Chantal Beauchamp,
enseignante retraitée, membre du Réseau Education Sans Frontières 37
Le droit au séjour pour soins
En 1998, et suite à des tentatives d’expulsion d’étrangers malades ayant suscité l’indignation de l’opinion, le législateur a instauré un droit au séjour pour soins [1]. Les bénéficiaires de ce droit au séjour sont dans la plupart des cas des étrangers déjà présents sur le territoire souvent depuis plusieurs années et qui, pour une raison ou une autre, soit n’ont jamais eu de titre de séjour, soit se le sont vus retirer (demandeurs d’asile déboutés par exemple).
La procédure
Pour bénéficier de ce droit, il faut se présenter à la préfecture, remplir un dossier administratif complété de pièces d’état civil. Sont alors remis à l’étranger la liste des médecins agréés par la préfecture, et le formulaire sur lequel le médecin agréé rédigera son certificat. Tout médecin hospitalier du service public, sauf les internes, peut également établir ce certificat, qui doit poser le diagnostic et préciser que l’état du patient nécessite des soins en France. Ce certificat confidentiel est envoyé au médecin de l’Agence régionale de santé (ARS), qui émet un avis (il peut demander la convocation de l’étranger devant une commission médicale régionale). Cet avis apprécie la possibilité pour l’étranger de se faire soigner dans son pays d’origine.
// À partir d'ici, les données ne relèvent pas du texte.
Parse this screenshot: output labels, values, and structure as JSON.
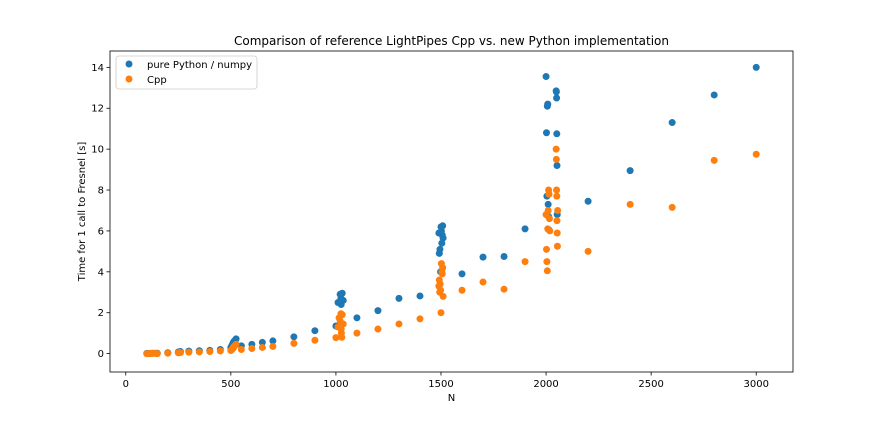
{
  "chart_data": {
    "type": "scatter",
    "title": "Comparison of reference LightPipes Cpp vs. new Python implementation",
    "xlabel": "N",
    "ylabel": "Time for 1 call to Fresnel [s]",
    "xlim": [
      -75,
      3175
    ],
    "ylim": [
      -0.9,
      14.8
    ],
    "xticks": [
      0,
      500,
      1000,
      1500,
      2000,
      2500,
      3000
    ],
    "yticks": [
      0,
      2,
      4,
      6,
      8,
      10,
      12,
      14
    ],
    "grid": false,
    "legend_position": "top-left",
    "series": [
      {
        "name": "pure Python / numpy",
        "color": "#1f77b4",
        "points": [
          [
            100,
            0.01
          ],
          [
            110,
            0.01
          ],
          [
            120,
            0.01
          ],
          [
            128,
            0.02
          ],
          [
            140,
            0.02
          ],
          [
            150,
            0.02
          ],
          [
            200,
            0.04
          ],
          [
            250,
            0.08
          ],
          [
            256,
            0.09
          ],
          [
            260,
            0.1
          ],
          [
            300,
            0.12
          ],
          [
            350,
            0.14
          ],
          [
            400,
            0.16
          ],
          [
            450,
            0.2
          ],
          [
            500,
            0.3
          ],
          [
            505,
            0.4
          ],
          [
            510,
            0.5
          ],
          [
            512,
            0.55
          ],
          [
            515,
            0.6
          ],
          [
            520,
            0.65
          ],
          [
            525,
            0.72
          ],
          [
            550,
            0.38
          ],
          [
            600,
            0.45
          ],
          [
            650,
            0.55
          ],
          [
            700,
            0.62
          ],
          [
            800,
            0.82
          ],
          [
            900,
            1.12
          ],
          [
            1000,
            1.35
          ],
          [
            1010,
            2.5
          ],
          [
            1020,
            2.9
          ],
          [
            1024,
            2.7
          ],
          [
            1025,
            2.4
          ],
          [
            1030,
            2.95
          ],
          [
            1035,
            2.6
          ],
          [
            1100,
            1.75
          ],
          [
            1200,
            2.1
          ],
          [
            1300,
            2.7
          ],
          [
            1400,
            2.82
          ],
          [
            1490,
            5.9
          ],
          [
            1492,
            4.9
          ],
          [
            1495,
            5.1
          ],
          [
            1498,
            4.0
          ],
          [
            1500,
            6.2
          ],
          [
            1502,
            6.0
          ],
          [
            1504,
            5.4
          ],
          [
            1506,
            5.8
          ],
          [
            1508,
            6.25
          ],
          [
            1510,
            5.65
          ],
          [
            1600,
            3.9
          ],
          [
            1700,
            4.72
          ],
          [
            1800,
            4.75
          ],
          [
            1900,
            6.1
          ],
          [
            2000,
            13.55
          ],
          [
            2002,
            10.8
          ],
          [
            2004,
            7.7
          ],
          [
            2006,
            12.1
          ],
          [
            2008,
            12.2
          ],
          [
            2010,
            7.3
          ],
          [
            2012,
            6.7
          ],
          [
            2014,
            6.05
          ],
          [
            2048,
            12.85
          ],
          [
            2049,
            12.8
          ],
          [
            2050,
            12.5
          ],
          [
            2051,
            10.75
          ],
          [
            2052,
            9.2
          ],
          [
            2053,
            6.8
          ],
          [
            2200,
            7.45
          ],
          [
            2400,
            8.95
          ],
          [
            2600,
            11.3
          ],
          [
            2800,
            12.65
          ],
          [
            3000,
            14.0
          ]
        ]
      },
      {
        "name": "Cpp",
        "color": "#ff7f0e",
        "points": [
          [
            100,
            0.0
          ],
          [
            110,
            0.0
          ],
          [
            120,
            0.01
          ],
          [
            128,
            0.01
          ],
          [
            140,
            0.01
          ],
          [
            150,
            0.0
          ],
          [
            200,
            0.02
          ],
          [
            250,
            0.04
          ],
          [
            256,
            0.05
          ],
          [
            260,
            0.05
          ],
          [
            300,
            0.07
          ],
          [
            350,
            0.08
          ],
          [
            400,
            0.1
          ],
          [
            450,
            0.13
          ],
          [
            500,
            0.15
          ],
          [
            505,
            0.2
          ],
          [
            510,
            0.25
          ],
          [
            512,
            0.3
          ],
          [
            515,
            0.35
          ],
          [
            520,
            0.4
          ],
          [
            525,
            0.45
          ],
          [
            550,
            0.2
          ],
          [
            600,
            0.25
          ],
          [
            650,
            0.3
          ],
          [
            700,
            0.35
          ],
          [
            800,
            0.5
          ],
          [
            900,
            0.65
          ],
          [
            1000,
            0.78
          ],
          [
            1010,
            1.3
          ],
          [
            1015,
            1.75
          ],
          [
            1020,
            1.6
          ],
          [
            1024,
            1.95
          ],
          [
            1025,
            1.2
          ],
          [
            1026,
            1.0
          ],
          [
            1028,
            0.8
          ],
          [
            1030,
            1.9
          ],
          [
            1035,
            1.45
          ],
          [
            1100,
            1.0
          ],
          [
            1200,
            1.2
          ],
          [
            1300,
            1.45
          ],
          [
            1400,
            1.7
          ],
          [
            1490,
            3.3
          ],
          [
            1492,
            3.6
          ],
          [
            1494,
            3.0
          ],
          [
            1496,
            3.4
          ],
          [
            1498,
            3.1
          ],
          [
            1500,
            2.0
          ],
          [
            1502,
            4.4
          ],
          [
            1504,
            4.0
          ],
          [
            1506,
            3.9
          ],
          [
            1508,
            4.2
          ],
          [
            1510,
            2.8
          ],
          [
            1600,
            3.1
          ],
          [
            1700,
            3.5
          ],
          [
            1800,
            3.15
          ],
          [
            1900,
            4.5
          ],
          [
            2000,
            6.8
          ],
          [
            2002,
            5.1
          ],
          [
            2004,
            4.5
          ],
          [
            2006,
            4.05
          ],
          [
            2008,
            6.1
          ],
          [
            2010,
            7.0
          ],
          [
            2012,
            8.0
          ],
          [
            2014,
            7.8
          ],
          [
            2016,
            6.6
          ],
          [
            2018,
            6.0
          ],
          [
            2048,
            10.0
          ],
          [
            2049,
            9.5
          ],
          [
            2050,
            8.0
          ],
          [
            2051,
            7.7
          ],
          [
            2052,
            6.5
          ],
          [
            2053,
            5.9
          ],
          [
            2054,
            5.25
          ],
          [
            2055,
            7.0
          ],
          [
            2200,
            5.0
          ],
          [
            2400,
            7.3
          ],
          [
            2600,
            7.15
          ],
          [
            2800,
            9.45
          ],
          [
            3000,
            9.75
          ]
        ]
      }
    ]
  }
}
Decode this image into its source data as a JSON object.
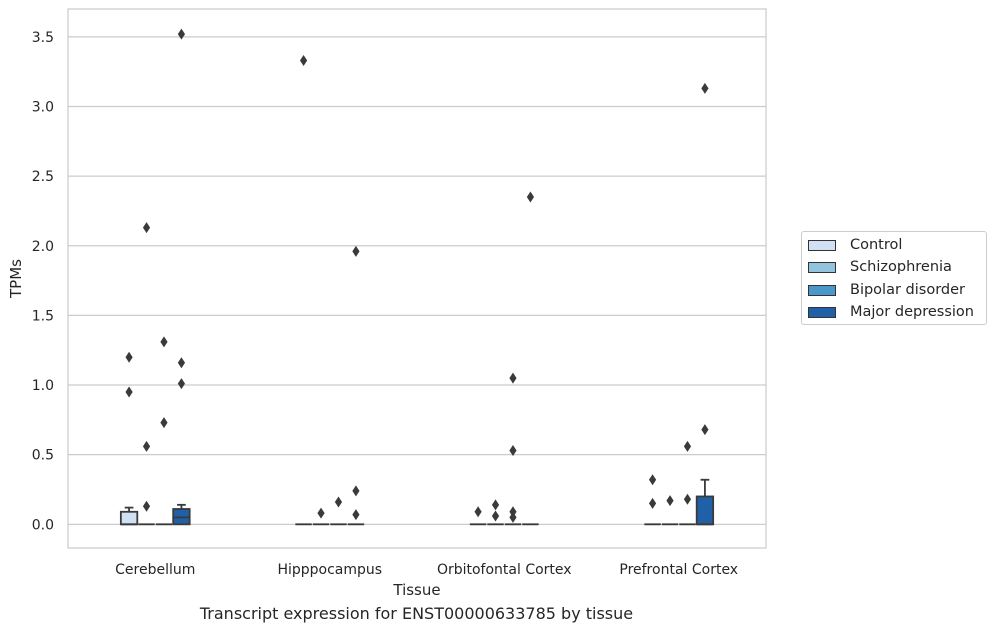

Il est communiqué au préfet qui prend la décision d’accorder ou non le droit au séjour pour raison de santé. Si la décision est un refus, elle est accompagnée d’un arrêté portant obligation de quitter le territoire français (OQTF) dans un délai d’un mois, à l’issue duquel la personne s’expose à être placée en rétention administrative et expulsée. Cette OQTF peut être contestée devant le tribunal administratif, mais ce recours n’est pas suspensif. Si la décision préfectorale est positive, l’étranger se voit délivrer un titre de séjour d’un an, mention « Vie privée et familiale » avec (sauf stipulation contraire) le droit de travailler, ce qui lui permet de bénéficier de l’Assurance maladie, tout en contribuant, par ses cotisations et celles de son employeur, au financement de la Sécurité sociale.
Précarité et arbitraire
Le renouvellement de la carte d’un an est soumis au dépôt d’un nouveau dossier médical, selon les mêmes modalités. Les délais de traitement excédant la durée de validité de la première carte, l’étranger est amené à solliciter des récépissés ou des Autorisations provisoires de séjour (APS) en attendant la décision préfectorale — le plus souvent sans autorisation de travail. Rien n’est donc jamais acquis. Au moins le demandeur toujours malade a-t-il l’espoir que le nouveau certificat médical, fait par le même médecin, recevra la même réponse du médecin de l’ARS car il sait que, là d’où il vient, le système de santé présente les mêmes graves déficiences que l’année précédente.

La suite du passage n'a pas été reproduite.